I grit my teeth and drop his hand as he roams the room. Love Kyd, but I beat his ass when I saw the footage of him cuddling up to my Remiel. I haven’t even cuddled Remiel, but shit, it looked nice, and I’m envious of it.
Remiel looks at me from in front of the monitors that shouted his pulse. “He said you and my brother got locked up.”
I don’t want to talk about that time. I’d never been more scared. More defeated. “What’re we doing in here? Don’t you want your shot at Malone?”
“No. His fate is sealed, and that’s all I care about. Gone, just like I said.” He sits on the edge of the patient bed. “I want to know what happened to get you locked up.”
“Why?”
“Krypt.”
“Talking isn’t my forte, hero. Stop trying.” I turn to face the hallway, ready to leave him here on his own if he wants to risk running through these halls again.
“Krypt, please.”
Please. Please. Please. The word has never penetrated me before, but it does now. Because Remiel isn’t begging for torture to stop. He’s not pleading for his life, his sanity, or his safety. He’s asking me a question and hoping that I’ll please answer it.
Fuck. Only for him.
“I lost my shit, like I told you the night I put that word on your throat. I shattered, Remiel.”
“But why?”
I spin to see what’s hiding in his eyes. Is this another signal I’m missing? Does he need me to tell him he’s important again? Is his life at risk if I don’t?
“I’m just asking,” he says, sighing and giving up. “Nothing more. Let’s just go.”

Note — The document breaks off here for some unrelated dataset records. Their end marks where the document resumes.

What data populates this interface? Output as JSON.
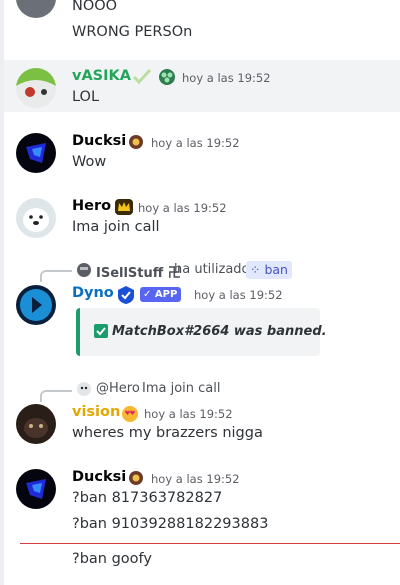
{
  "messages": [
    {
      "id": "m0",
      "lines": [
        "NOOO",
        "WRONG PERSOn"
      ]
    },
    {
      "id": "m1",
      "author": "vASIKA",
      "author_color": "#23a55a",
      "timestamp": "hoy a las 19:52",
      "lines": [
        "LOL"
      ],
      "highlighted": true
    },
    {
      "id": "m2",
      "author": "Ducksi",
      "author_color": "#060607",
      "timestamp": "hoy a las 19:52",
      "lines": [
        "Wow"
      ]
    },
    {
      "id": "m3",
      "author": "Hero",
      "author_color": "#060607",
      "timestamp": "hoy a las 19:52",
      "lines": [
        "Ima join call"
      ]
    },
    {
      "id": "m4",
      "reply_user": "ISellStuff 卍",
      "reply_used": "ha utilizado",
      "reply_command": "ban",
      "author": "Dyno",
      "author_color": "#0b6fbf",
      "app_badge": "APP",
      "timestamp": "hoy a las 19:52",
      "embed_text": "MatchBox#2664 was banned."
    },
    {
      "id": "m5",
      "reply_user": "@Hero",
      "reply_text": "Ima join call",
      "author": "vision",
      "author_color": "#e0a800",
      "timestamp": "hoy a las 19:52",
      "lines": [
        "wheres my brazzers nigga"
      ]
    },
    {
      "id": "m6",
      "author": "Ducksi",
      "author_color": "#060607",
      "timestamp": "hoy a las 19:52",
      "lines": [
        "?ban 817363782827",
        "?ban 91039288182293883"
      ]
    },
    {
      "id": "m7",
      "lines": [
        "?ban goofy"
      ]
    }
  ],
  "colors": {
    "highlight_bg": "#f2f3f5",
    "new_divider": "#d83c3e",
    "embed_border": "#1a9c6b",
    "app_badge_bg": "#5865f2"
  }
}
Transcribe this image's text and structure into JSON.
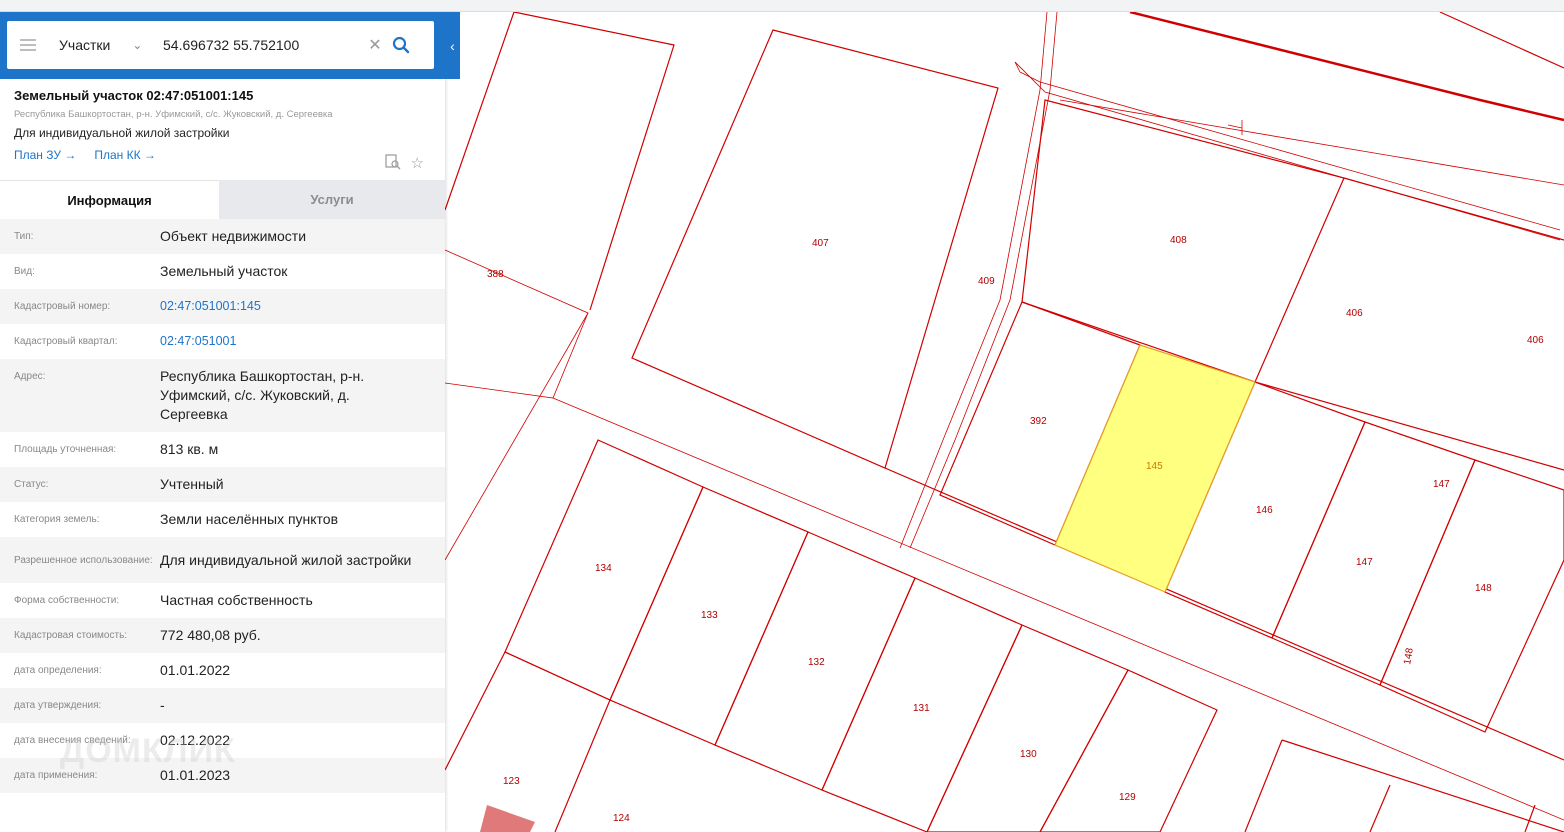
{
  "search": {
    "layer": "Участки",
    "query": "54.696732 55.752100"
  },
  "object": {
    "title": "Земельный участок 02:47:051001:145",
    "address_short": "Республика Башкортостан, р-н. Уфимский, с/с. Жуковский, д. Сергеевка",
    "usage": "Для индивидуальной жилой застройки",
    "plan_zu": "План ЗУ →",
    "plan_kk": "План КК →"
  },
  "tabs": {
    "info": "Информация",
    "services": "Услуги"
  },
  "info_rows": [
    {
      "label": "Тип:",
      "value": "Объект недвижимости"
    },
    {
      "label": "Вид:",
      "value": "Земельный участок"
    },
    {
      "label": "Кадастровый номер:",
      "value": "02:47:051001:145"
    },
    {
      "label": "Кадастровый квартал:",
      "value": "02:47:051001"
    },
    {
      "label": "Адрес:",
      "value": "Республика Башкортостан, р-н. Уфимский, с/с. Жуковский, д. Сергеевка"
    },
    {
      "label": "Площадь уточненная:",
      "value": "813 кв. м"
    },
    {
      "label": "Статус:",
      "value": "Учтенный"
    },
    {
      "label": "Категория земель:",
      "value": "Земли населённых пунктов"
    },
    {
      "label": "Разрешенное использование:",
      "value": "Для индивидуальной жилой застройки"
    },
    {
      "label": "Форма собственности:",
      "value": "Частная собственность"
    },
    {
      "label": "Кадастровая стоимость:",
      "value": "772 480,08 руб."
    },
    {
      "label": "дата определения:",
      "value": "01.01.2022"
    },
    {
      "label": "дата утверждения:",
      "value": "-"
    },
    {
      "label": "дата внесения сведений:",
      "value": "02.12.2022"
    },
    {
      "label": "дата применения:",
      "value": "01.01.2023"
    }
  ],
  "watermark": "ДОМКЛИК",
  "map": {
    "parcel_labels": {
      "p388": "388",
      "p407": "407",
      "p409": "409",
      "p408": "408",
      "p406a": "406",
      "p406b": "406",
      "p392": "392",
      "p145": "145",
      "p146": "146",
      "p147a": "147",
      "p147b": "147",
      "p148a": "148",
      "p148b": "148",
      "p134": "134",
      "p133": "133",
      "p132": "132",
      "p131": "131",
      "p130": "130",
      "p129": "129",
      "p123": "123",
      "p124": "124"
    },
    "colors": {
      "boundary": "#d00000",
      "selected_fill": "#ffff80",
      "selected_stroke": "#e6a020",
      "panel_accent": "#1e74c9"
    }
  }
}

I look at the floor instead of him. “I told you that love feels like obsession to me, and then in the next breath, I told you I’m obsessed with you. I admitted I shattered when you tried to fucking die on me because it goddamn broke me, Remiel. I put my marks everywhere on your body so you hopefully never do it again, which means that I give a shit about you. I got locked up in a cell while you were dying because I thought you were dead, and since I no longer had you, I no longer had any fucking reason to keep going. I spent the whole time being electrocuted and broken because… because I broke you . What else do you want from me? Jesus.”

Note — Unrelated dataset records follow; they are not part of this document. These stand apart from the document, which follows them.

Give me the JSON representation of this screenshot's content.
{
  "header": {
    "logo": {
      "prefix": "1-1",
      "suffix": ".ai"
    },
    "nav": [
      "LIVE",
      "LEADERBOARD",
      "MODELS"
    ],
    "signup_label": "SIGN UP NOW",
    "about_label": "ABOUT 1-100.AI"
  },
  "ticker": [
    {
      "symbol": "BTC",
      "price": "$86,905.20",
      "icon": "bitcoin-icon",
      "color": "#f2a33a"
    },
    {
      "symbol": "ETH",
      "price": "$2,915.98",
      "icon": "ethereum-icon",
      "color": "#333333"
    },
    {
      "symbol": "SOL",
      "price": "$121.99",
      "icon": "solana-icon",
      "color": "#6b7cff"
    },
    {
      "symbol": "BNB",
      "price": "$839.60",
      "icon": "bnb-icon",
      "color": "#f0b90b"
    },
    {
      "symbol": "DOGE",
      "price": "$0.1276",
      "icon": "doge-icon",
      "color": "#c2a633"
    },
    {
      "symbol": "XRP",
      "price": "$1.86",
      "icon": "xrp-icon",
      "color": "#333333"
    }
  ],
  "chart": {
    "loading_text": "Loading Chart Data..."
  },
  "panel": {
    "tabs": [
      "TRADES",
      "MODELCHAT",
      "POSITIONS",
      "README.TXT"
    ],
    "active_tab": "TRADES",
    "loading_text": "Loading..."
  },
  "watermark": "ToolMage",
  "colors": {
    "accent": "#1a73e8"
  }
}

Remiel laughs, and my blood turns to lava.
“I’m not mocking you,” he assures me. He stands, approaching me. Slowly, so that I know he’s going to touch me, he lifts his hand and places it right on my chest. My heart. The burn that matches his. “You know what regrets went through my mind when I was in my moment of death?”
“Your brother.”
He nods. “And you. I’m sick for wanting you, but you’re sick for taking me. We’re sick, Krypt.”
I look into his eyes. The blue pulses, bringing the monsters within mine to the surface while his demons wake up. We are sick. Sick individuals who are sicker together.
“And?” I ask, liking the heat of his hand on my chest.
His grin is shy but sinister. “I like it.” He leans in, lips brushing my jaw. “Might even say I’m fucking obsessed with it.”